If you run an architecture or engineering firm and your website is overdue for attention, you’re not alone and you’re leaving opportunity on the table. After 26 years building structures, schools, transit and aviation facilities across the Washinton, DC metro area, LT just relaunched its own website. Here’s what we learned, and what every A&E firm should know before building theirs.
For most of our 26 years, LT grew through referrals, relationships, and a reputation built project by project. The work spoke for itself. In 2026, your architecture or engineering firm’s website is an important business development tool. It’s the first place prospective clients, government procurement officers, and project partners go to evaluate your firm — before a phone call, before a proposal, maybe before a handshake. We built our new site to reflect where LT is going, and in this guide we’ll cover everything: site structure, portfolio strategy, and what separates the firms that leave a lasting impression from the ones that don’t.
Before you pick a template or write a single word, ask: who visits this site and what are they trying to find? For most A&E firms in the DC region, that’s a mix of government procurement officers, developers, project managers, and potential collaborators, each with different questions. Your homepage is your front door, state who you are, where you work, and what you specialize in within the first paragraph. Your site needs to answer all of them clearly and quickly.
Site speed, mobile optimization, and SEO are what give everything else stability. Most visitors will experience your firm through a phone screen first, often in a matter of seconds. Fast load times, responsive layouts, and a strong technical foundation are what keep people engaged long enough to experience the work itself. Like structural systems in a building, the best performance decisions are often invisible when done correctly, but everything depends on them.
A disorienting floorplan is a failed building. A disorienting website is a lost client. Keep navigation simple. Keep the path from “who are you” to “let’s talk” short. Three clicks maximum. On mobile, even shorter. More than half of web traffic comes from a phone. If your site isn’t optimized for mobile, you’re losing people before they even see your work.
In our industry, specialization matters. If you do aviation, say it. If you do government work, say it. If you have 26 years of structural experience for schools and transit across the DC metro area, lead with that. Clients looking for a firm don’t have time to read between the lines — and they won’t. Your homepage should answer the question “what does this firm do and who is it for?” within the first five seconds. Not in paragraph five.
LT is women and minority-owned. We’ve been in this industry for over two decades. We’ve worked alongside some of the most respected firms in the country. These aren’t footnotes — they’re differentiators. Your story matters, and clients increasingly care about the firms behind the work, not just the work itself. Your “About” page isn’t a formality.
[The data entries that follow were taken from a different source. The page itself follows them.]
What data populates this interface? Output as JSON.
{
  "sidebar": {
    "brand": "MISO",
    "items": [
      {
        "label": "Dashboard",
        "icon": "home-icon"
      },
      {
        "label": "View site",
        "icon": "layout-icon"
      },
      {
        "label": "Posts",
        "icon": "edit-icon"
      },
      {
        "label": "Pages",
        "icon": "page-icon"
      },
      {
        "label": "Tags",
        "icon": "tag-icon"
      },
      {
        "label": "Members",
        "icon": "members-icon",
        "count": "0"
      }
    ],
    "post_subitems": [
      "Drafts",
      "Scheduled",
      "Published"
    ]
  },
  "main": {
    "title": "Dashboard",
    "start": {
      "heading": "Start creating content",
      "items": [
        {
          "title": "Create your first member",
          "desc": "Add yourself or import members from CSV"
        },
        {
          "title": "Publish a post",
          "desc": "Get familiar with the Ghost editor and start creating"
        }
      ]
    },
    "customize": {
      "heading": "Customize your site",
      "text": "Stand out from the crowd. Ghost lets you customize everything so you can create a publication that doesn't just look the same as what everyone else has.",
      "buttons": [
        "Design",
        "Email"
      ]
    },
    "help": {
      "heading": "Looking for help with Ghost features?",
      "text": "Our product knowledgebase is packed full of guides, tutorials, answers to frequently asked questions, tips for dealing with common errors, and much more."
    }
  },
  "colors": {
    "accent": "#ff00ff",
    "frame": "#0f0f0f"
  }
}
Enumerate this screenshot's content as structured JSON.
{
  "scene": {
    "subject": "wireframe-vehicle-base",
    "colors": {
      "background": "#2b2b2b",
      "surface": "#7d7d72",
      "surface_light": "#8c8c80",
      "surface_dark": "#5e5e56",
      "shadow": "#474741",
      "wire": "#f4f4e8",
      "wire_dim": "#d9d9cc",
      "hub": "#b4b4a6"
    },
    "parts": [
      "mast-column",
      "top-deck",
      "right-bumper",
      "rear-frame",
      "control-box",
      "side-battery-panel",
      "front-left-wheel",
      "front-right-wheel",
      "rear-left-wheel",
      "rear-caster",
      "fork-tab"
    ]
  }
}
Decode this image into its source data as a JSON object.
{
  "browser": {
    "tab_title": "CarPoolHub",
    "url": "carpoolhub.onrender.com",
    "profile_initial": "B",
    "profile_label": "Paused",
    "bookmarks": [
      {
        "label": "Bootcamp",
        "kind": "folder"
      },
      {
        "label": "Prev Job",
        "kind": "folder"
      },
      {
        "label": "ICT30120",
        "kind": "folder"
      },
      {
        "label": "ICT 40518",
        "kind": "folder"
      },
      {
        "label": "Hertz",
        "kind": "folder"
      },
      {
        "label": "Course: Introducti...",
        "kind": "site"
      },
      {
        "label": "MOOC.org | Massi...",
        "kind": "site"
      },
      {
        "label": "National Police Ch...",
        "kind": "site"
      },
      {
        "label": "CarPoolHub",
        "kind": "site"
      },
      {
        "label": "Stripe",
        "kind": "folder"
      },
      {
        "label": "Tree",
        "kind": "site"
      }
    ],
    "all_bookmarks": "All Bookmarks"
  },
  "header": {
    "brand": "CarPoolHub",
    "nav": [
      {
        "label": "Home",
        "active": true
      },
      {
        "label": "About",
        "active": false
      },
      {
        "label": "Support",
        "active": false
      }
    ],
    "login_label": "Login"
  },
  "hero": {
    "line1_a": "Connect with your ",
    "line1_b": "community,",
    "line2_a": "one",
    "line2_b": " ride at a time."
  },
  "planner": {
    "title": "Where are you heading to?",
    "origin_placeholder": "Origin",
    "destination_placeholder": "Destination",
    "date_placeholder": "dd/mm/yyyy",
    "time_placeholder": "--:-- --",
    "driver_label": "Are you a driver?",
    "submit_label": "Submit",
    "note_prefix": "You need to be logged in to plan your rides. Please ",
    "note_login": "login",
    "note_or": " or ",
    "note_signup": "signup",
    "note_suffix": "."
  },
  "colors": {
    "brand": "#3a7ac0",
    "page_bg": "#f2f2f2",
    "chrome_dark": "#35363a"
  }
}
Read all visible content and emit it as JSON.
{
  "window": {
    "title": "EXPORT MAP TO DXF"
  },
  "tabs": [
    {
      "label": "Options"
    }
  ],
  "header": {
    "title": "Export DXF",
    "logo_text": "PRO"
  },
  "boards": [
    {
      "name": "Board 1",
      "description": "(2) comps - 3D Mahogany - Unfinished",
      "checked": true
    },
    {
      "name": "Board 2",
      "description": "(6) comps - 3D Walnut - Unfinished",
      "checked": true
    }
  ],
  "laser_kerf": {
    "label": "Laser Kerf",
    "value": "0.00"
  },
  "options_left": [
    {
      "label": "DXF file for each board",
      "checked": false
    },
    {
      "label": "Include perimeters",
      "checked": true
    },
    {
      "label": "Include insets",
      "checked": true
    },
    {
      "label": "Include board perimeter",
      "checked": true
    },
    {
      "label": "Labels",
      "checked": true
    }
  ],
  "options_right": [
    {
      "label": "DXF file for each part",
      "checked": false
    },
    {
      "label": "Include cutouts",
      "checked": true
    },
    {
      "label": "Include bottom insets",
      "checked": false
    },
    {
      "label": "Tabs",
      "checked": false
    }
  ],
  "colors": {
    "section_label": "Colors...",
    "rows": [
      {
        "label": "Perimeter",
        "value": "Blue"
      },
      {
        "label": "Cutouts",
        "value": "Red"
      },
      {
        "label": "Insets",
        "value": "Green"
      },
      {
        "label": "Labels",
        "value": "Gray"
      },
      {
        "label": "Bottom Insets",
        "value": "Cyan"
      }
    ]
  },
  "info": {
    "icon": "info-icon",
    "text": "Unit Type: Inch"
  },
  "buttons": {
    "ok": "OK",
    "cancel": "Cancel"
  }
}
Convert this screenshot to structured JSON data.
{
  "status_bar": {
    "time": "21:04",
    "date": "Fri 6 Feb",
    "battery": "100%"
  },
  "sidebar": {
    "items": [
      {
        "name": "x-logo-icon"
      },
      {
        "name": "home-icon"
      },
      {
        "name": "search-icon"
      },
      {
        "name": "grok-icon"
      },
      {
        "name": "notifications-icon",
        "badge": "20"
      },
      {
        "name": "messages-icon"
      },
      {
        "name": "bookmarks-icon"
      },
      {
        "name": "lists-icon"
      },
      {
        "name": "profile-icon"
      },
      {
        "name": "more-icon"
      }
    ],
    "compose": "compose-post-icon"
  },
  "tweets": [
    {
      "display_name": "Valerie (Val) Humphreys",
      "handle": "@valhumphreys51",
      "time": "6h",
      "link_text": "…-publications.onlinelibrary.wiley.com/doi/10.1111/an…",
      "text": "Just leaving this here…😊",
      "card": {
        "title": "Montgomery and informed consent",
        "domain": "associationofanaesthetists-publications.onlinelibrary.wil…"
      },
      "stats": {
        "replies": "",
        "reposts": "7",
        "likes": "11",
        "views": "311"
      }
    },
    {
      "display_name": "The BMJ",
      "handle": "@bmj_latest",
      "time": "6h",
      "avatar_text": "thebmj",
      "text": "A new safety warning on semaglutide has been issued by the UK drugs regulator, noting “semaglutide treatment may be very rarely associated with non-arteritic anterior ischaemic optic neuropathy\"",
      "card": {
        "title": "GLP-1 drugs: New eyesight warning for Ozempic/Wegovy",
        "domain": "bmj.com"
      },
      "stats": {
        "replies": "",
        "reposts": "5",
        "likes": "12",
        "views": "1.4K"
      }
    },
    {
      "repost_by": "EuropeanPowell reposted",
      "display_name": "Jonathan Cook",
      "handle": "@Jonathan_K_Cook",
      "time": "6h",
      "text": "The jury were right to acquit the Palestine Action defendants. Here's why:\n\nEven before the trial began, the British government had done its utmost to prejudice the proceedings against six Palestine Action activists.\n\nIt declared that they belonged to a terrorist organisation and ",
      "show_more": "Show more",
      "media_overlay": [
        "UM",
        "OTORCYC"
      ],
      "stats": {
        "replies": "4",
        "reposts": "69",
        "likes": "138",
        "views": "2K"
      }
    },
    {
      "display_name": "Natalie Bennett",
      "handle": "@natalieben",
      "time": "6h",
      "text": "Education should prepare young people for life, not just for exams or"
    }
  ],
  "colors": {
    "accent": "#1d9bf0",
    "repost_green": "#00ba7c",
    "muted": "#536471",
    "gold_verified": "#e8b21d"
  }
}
It’s a relationship. Write it like one.
The architecture and engineering industry is more competitive than it’s been in a long time. Government clients have formalized procurement processes. Private sector clients have more options. And everyone — from a federal agency issuing an RFP to a developer googling for a structural consultant — starts with a search.
Your website isn’t a marketing luxury. It’s infrastructure. It’s as essential to your firm as your stamping license.
We didn’t build LT’s new site because we felt like it. We built it because after 26 years, we finally felt the gap between where we were and what we’d built. The new site reflects the firm we’ve grown into — one with deep expertise, a track record across sectors, and a clear vision for what comes next.
We’re proud of it. And we hope it gives other firms permission to take their digital presence as seriously as they take their design work.